From e94d28b8fcde565b8adfb73ea2d10b6c2fbb5e5a Mon Sep 17 00:00:00 2001
From: Michael Pilosov <consistentbayes@gmail.com>
Date: Wed, 22 Apr 2026 17:54:46 -0600
Subject: [PATCH] filenames + run names: J in sci notation (5E-3 not 0.005)

Periods in filenames are avoidable and the Prefect UI dislikes them in
run names. Uses a shared sci_notation helper in main.py mirrored in the
flow. Stem regex (main + parser) now matches J<digits.Ee+-> to accept
both old decimal-J and new sci-J filenames so the two transition
together. J tag in Prefect tag list also uses the sci form, so chip
filters stay consistent.

Backfill script extended to find pre-transition (decimal-J) files on
disk via a second base-stem variant, then rename them to the sci form.
backfill_tags re-patches existing runs so their J tag matches the new
canonical form.

All 13 existing figs + runs renamed / retagged in-place.
---
 app/web/main.py            | 21 +++++++++++++---
 app/web/plotly_parse.py    |  2 +-
 flows/embedding_flow.py    | 20 ++++++++++++---
 scripts/backfill_hashes.py | 51 ++++++++++++++++++++++++--------------
 4 files changed, 68 insertions(+), 26 deletions(-)
diff --git a/app/web/main.py b/app/web/main.py
index 88cbf83..bdb62c9 100644
--- a/app/web/main.py
+++ b/app/web/main.py
@@ -475,6 +475,18 @@ def run_args_hash(
 embed_args_hash = run_args_hash
 
 
+def sci_notation(v: Any) -> str:
+    """Float → compact sci notation without a period (0.005 → '5E-3').
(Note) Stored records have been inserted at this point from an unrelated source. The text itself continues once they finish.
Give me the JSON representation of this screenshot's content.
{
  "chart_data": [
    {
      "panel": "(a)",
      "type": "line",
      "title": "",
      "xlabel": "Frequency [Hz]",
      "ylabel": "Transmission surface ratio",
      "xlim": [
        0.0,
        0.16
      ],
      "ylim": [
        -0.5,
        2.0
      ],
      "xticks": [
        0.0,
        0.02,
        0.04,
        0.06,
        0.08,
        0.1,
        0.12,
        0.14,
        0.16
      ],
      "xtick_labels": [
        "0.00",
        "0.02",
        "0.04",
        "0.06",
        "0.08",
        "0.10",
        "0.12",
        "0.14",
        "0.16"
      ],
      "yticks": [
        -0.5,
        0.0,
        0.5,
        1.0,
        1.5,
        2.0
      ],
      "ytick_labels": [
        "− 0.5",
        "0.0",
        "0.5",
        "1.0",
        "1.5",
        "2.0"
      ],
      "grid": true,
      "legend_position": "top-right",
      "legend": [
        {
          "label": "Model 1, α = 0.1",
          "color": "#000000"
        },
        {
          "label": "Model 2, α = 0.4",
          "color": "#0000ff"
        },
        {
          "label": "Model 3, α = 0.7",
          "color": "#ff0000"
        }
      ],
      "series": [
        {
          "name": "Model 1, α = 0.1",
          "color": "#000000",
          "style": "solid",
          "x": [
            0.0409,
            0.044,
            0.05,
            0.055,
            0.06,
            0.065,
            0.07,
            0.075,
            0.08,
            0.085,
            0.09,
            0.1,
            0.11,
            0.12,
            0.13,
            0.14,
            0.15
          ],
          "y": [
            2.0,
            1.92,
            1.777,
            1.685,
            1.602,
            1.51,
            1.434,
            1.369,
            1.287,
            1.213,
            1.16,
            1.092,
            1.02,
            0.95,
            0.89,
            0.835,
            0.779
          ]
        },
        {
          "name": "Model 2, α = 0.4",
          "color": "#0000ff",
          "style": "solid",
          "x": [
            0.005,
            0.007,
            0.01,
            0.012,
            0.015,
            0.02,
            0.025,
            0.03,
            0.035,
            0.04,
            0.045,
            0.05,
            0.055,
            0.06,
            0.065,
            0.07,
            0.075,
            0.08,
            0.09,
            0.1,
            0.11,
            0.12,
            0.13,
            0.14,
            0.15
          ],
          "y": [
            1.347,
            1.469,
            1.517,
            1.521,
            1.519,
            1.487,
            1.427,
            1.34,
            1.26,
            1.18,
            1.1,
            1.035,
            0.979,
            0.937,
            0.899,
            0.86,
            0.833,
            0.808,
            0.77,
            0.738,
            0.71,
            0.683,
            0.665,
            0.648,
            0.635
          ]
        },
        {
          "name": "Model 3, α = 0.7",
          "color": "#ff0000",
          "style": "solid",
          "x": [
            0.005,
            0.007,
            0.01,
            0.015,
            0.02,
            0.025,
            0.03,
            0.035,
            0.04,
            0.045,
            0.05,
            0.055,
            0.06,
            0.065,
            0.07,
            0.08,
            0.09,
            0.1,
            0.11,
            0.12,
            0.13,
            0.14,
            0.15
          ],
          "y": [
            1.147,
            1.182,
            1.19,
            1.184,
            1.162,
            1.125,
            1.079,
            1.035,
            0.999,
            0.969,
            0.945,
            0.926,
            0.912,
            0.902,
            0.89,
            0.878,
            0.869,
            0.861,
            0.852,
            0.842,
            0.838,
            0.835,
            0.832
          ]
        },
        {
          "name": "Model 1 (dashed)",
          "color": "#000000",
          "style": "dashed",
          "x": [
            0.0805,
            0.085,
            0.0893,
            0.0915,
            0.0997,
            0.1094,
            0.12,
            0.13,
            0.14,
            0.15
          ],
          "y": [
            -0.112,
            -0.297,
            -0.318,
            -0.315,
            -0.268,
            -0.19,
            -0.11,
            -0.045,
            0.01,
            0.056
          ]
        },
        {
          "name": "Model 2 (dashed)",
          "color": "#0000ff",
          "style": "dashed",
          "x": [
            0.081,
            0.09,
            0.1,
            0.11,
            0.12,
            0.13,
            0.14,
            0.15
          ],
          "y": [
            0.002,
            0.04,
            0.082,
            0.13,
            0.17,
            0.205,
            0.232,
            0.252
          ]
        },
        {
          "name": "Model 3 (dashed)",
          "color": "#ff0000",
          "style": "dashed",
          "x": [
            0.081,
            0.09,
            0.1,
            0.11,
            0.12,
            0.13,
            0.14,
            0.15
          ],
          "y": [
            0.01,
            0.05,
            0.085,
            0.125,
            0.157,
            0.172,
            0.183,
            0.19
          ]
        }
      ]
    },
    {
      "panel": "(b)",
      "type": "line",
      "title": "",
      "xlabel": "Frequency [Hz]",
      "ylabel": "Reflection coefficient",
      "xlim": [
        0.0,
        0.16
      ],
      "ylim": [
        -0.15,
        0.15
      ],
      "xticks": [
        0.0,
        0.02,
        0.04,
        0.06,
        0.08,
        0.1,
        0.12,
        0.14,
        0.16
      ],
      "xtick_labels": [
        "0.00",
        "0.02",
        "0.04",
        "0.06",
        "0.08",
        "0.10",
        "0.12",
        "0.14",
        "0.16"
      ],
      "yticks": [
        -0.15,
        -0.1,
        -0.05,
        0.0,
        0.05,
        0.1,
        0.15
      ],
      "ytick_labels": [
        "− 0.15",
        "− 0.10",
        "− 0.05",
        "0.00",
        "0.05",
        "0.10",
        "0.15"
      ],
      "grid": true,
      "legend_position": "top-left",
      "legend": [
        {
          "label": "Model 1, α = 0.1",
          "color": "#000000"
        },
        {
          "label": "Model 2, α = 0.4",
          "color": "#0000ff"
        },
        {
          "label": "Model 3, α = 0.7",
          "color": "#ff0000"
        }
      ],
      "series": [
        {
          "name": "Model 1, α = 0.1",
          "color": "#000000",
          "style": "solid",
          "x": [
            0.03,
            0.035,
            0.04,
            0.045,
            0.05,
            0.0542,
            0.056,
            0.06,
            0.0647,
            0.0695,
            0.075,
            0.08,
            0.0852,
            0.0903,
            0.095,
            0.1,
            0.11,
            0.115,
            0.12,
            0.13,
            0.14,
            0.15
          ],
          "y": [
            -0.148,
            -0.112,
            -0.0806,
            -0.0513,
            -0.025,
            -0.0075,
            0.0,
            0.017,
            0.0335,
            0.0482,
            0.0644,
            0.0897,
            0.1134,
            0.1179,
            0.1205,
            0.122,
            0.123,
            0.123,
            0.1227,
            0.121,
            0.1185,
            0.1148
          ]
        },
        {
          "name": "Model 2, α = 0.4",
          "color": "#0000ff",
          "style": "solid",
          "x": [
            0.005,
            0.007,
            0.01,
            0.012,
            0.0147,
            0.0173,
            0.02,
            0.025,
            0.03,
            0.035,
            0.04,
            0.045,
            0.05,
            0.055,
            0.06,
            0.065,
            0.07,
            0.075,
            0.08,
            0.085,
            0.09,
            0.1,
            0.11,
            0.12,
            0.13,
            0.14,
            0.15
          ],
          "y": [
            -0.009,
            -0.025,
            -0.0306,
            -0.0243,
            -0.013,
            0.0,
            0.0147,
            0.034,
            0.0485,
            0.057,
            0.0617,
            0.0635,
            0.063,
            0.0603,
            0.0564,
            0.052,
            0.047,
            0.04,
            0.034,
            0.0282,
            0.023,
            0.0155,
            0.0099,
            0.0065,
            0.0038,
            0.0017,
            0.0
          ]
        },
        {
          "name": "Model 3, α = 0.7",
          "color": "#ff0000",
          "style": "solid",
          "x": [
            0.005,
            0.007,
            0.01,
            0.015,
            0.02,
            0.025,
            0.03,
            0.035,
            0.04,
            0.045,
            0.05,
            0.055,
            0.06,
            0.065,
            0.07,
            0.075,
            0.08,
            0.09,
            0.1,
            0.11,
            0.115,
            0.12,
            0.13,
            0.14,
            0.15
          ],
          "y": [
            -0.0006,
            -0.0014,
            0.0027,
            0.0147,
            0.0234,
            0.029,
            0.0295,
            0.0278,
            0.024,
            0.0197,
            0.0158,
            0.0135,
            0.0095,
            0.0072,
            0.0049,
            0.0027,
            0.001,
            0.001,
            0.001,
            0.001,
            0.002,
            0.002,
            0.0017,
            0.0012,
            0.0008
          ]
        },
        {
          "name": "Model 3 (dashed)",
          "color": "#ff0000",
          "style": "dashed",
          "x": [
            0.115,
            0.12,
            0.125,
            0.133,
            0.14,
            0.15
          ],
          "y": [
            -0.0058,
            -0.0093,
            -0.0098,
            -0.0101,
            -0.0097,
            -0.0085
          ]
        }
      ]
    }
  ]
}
+    Used in stems and Prefect run names so filenames + UI avoid periods."""
+    try:
+        f = float(v)
+    except (TypeError, ValueError):
+        return str(v)
+    m, e = f"{f:.3e}".split("e")
+    m = m.rstrip("0").rstrip(".")
+    return f"{m}E{int(e)}"
+
+
 def synthesize_output_paths(
     generator_path: str,
     embedder: str,
@@ -487,8 +499,9 @@ def synthesize_output_paths(
 ) -> Tuple[str, str]:
     gen = generator_path.split(".")[-1]
     emb = embedder.split(".")[-1]
-    ref = f"{gen}_Reference_N{num_points}_T{num_timesteps}_J{jitter_scale}_s{seed}.html"
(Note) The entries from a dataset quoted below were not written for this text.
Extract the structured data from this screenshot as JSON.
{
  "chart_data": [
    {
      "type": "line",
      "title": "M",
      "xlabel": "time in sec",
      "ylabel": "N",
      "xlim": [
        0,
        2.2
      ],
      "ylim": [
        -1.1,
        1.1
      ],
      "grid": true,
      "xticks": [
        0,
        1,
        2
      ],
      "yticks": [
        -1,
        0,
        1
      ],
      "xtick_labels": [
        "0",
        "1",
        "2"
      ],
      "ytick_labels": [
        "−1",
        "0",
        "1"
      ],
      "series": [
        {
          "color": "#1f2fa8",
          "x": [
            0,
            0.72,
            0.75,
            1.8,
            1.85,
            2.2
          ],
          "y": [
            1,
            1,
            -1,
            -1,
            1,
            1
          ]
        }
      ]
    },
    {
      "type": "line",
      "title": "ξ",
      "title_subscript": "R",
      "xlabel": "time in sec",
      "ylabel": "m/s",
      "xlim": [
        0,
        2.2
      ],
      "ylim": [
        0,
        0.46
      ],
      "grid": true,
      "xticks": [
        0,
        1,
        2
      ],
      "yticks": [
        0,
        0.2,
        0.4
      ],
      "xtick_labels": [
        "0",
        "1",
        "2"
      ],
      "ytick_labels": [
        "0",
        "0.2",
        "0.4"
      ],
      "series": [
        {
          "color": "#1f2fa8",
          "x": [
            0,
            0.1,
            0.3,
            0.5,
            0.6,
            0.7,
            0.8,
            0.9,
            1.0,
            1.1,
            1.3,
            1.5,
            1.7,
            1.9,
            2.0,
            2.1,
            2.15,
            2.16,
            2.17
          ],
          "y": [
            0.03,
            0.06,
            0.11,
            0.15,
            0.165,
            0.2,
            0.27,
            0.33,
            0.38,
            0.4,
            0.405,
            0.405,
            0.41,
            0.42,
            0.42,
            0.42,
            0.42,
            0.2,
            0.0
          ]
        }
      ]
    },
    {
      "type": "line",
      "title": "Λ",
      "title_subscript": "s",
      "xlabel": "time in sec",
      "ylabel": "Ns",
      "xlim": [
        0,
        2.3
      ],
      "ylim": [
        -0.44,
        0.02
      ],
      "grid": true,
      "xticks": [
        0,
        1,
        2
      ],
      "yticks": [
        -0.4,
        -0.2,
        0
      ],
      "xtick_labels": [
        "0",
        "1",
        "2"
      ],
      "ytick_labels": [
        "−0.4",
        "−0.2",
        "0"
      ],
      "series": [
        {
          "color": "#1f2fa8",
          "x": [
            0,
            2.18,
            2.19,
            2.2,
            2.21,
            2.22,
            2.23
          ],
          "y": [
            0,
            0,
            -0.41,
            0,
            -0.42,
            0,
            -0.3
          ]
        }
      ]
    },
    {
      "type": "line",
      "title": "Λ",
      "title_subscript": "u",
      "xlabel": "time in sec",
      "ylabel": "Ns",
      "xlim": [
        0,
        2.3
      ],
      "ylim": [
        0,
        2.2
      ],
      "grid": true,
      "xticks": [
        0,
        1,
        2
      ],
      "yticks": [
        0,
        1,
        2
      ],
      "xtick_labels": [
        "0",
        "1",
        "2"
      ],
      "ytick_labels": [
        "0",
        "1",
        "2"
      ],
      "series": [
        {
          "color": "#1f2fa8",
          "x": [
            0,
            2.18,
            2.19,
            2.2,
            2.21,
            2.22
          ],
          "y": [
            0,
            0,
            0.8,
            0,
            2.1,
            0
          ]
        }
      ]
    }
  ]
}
-    base = f"{gen}_{emb}_N{num_points}_T{num_timesteps}_J{jitter_scale}_s{seed}"
+    j = sci_notation(jitter_scale)
+    ref = f"{gen}_Reference_N{num_points}_T{num_timesteps}_J{j}_s{seed}.html"
+    base = f"{gen}_{emb}_N{num_points}_T{num_timesteps}_J{j}_s{seed}"
     if embed_args is None:
         embf = f"{base}.html"
     else:
@@ -977,7 +990,7 @@ async def metrics_json() -> JSONResponse:
 
 
 _STEM_RE = re.compile(
-    r"^make_[A-Za-z_]+?_[A-Za-z]+_N\d+_T\d+_J[\d.]+_s\d+(?:_[0-9a-f]{8})?$"
+    r"^make_[A-Za-z_]+?_[A-Za-z]+_N\d+_T\d+_J[\d.Ee+\-]+_s\d+(?:_[0-9a-f]{8})?$"
 )
 
 # Map short generator name ("make_blobs") to its DATASET_META entry.
@@ -1020,7 +1033,7 @@ def build_run_tags(
         f"algorithm:{(embedder or '').rsplit('.', 1)[-1]}",
         f"N:{int(num_points)}",
         f"T:{int(num_timesteps)}",
-        f"J:{jitter_scale}",
+        f"J:{sci_notation(jitter_scale)}",
     ]
 
 
diff --git a/app/web/plotly_parse.py b/app/web/plotly_parse.py
index 5e0006c..376eb2d 100644
--- a/app/web/plotly_parse.py
+++ b/app/web/plotly_parse.py
@@ -20,7 +20,7 @@ from pathlib import Path
 
 _STEM_RE = re.compile(
     r"^(?P<gen>make_.+?)_(?P<emb>[A-Za-z]+)_N(?P<n>\d+)_T(?P<t>\d+)"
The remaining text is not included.